Ainsi, la théorie de Fraser va au-delà de la question de la réalisation de soi et place la reconnaissance comme relevant d’un enjeu de justice sociale et se concentre sur l’importance de la parité de participation :

[…] it is unjust that some individuals and groups are denied the status of full partners in social interaction simply as a consequence of institutionalized patters of cultural value in whose construction they have not equally participated and which disparage their distinctive characteristics or the distinctive characteristics assigned to them. (Fraser, 2003, p. 29) Effectivement, la participation des enfants, et particulièrement des enfants trans, dans le discours social dominant et donc dans la construction de normes sociales est limitée, voire inexistante. Alors que plusieurs mouvements sociaux militants d’enfants trans et de leurs familles mettent de l’avant la voix des enfants, « prevailing attitudes about children and teenagers allow adults to dismiss the statements that young people make about themselves and the world around them » (Travers, 2018,

p. 17). Ainsi, afin d’éviter de tomber dans une analyse qui ne fait que reconduire des dynamiques d’effacement, de stigmatisation et de psychopathologisation non seulement des expériences des enfants, mais également de celles de leurs familles, les trois paliers de reconnaissance à la base de la théorie de reconnaissance de Honneth se verront accorder le même niveau d’attention lorsque l’on explore les expériences de reconnaissance et de mépris des enfants trans.

Une autre critique importante adressée à la théorie de Honneth concerne l’absence du rôle des institutions dans la production de reconnaissance. Selon Garrett (2010), Honneth voit seulement les relations interpersonnelles comme productrices de reconnaissance, négligeant ainsi une analyse structurelle du rôle de l’état et de ses institutions dans la production de dynamiques de reconnaissance et de mépris. Or, il demeure évident pour certain·e·s que le déni de reconnaissance se perpétue par les institutions qui régissent les interactions humaines conformément aux principes culturels normatifs de l’ordre social (Fraser, 2004; Renault, 2004). Ceci dit, Renault (2004) soulève cependant que même si les institutions ne sont pas elles-mêmes productrices de reconnaissance ou de mépris dans la théorie de Honneth, il est néanmoins possible d’en déduire qu’elles sont créatrices de conditions qui facilitent ou qui empêchent les rapports de reconnaissance entre les individus.

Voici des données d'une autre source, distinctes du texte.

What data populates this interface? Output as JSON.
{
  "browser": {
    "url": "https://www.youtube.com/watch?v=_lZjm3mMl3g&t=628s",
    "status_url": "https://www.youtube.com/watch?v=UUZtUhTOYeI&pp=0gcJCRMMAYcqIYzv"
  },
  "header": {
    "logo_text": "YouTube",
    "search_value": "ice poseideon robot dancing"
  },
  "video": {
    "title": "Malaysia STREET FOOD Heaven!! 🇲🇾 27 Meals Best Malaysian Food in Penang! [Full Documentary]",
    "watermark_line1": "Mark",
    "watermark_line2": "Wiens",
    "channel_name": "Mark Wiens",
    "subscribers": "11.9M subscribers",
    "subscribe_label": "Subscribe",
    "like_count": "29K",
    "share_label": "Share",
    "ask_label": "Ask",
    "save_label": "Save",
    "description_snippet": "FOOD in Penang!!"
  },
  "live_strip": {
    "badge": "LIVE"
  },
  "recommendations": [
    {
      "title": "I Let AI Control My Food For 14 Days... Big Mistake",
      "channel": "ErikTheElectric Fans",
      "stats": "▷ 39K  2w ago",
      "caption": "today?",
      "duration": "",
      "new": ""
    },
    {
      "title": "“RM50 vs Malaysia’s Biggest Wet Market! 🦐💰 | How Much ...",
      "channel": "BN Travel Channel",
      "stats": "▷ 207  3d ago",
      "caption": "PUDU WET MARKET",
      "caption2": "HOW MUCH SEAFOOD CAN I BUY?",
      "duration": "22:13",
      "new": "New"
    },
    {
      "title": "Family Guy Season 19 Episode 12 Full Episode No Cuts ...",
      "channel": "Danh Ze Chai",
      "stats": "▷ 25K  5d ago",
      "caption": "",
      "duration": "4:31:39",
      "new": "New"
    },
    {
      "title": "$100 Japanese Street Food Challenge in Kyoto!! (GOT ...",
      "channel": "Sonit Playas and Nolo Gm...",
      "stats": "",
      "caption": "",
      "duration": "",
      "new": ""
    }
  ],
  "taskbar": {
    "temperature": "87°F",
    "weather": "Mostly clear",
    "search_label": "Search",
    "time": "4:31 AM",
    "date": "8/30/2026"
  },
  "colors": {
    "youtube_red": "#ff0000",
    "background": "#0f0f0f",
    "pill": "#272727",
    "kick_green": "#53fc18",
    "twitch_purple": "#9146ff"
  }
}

En ce qui concerne notre projet, ceci veut dire que nous devons également tourner notre regard vers les institutions dans lesquelles s’inscrivent les expériences des enfants trans prépubères, notamment les institutions de prestation de soins et de services psychosociaux et les écoles, afin d’identifier les mécanismes de reconnaissance ou d’oppression présents. De plus, cette analyse ne sera pas complète sans l’identification des normes sociales dominantes et nécessite donc une analyse structurelle qui dépasse les actions et comportements individuels des personnes qui entourent ces enfants.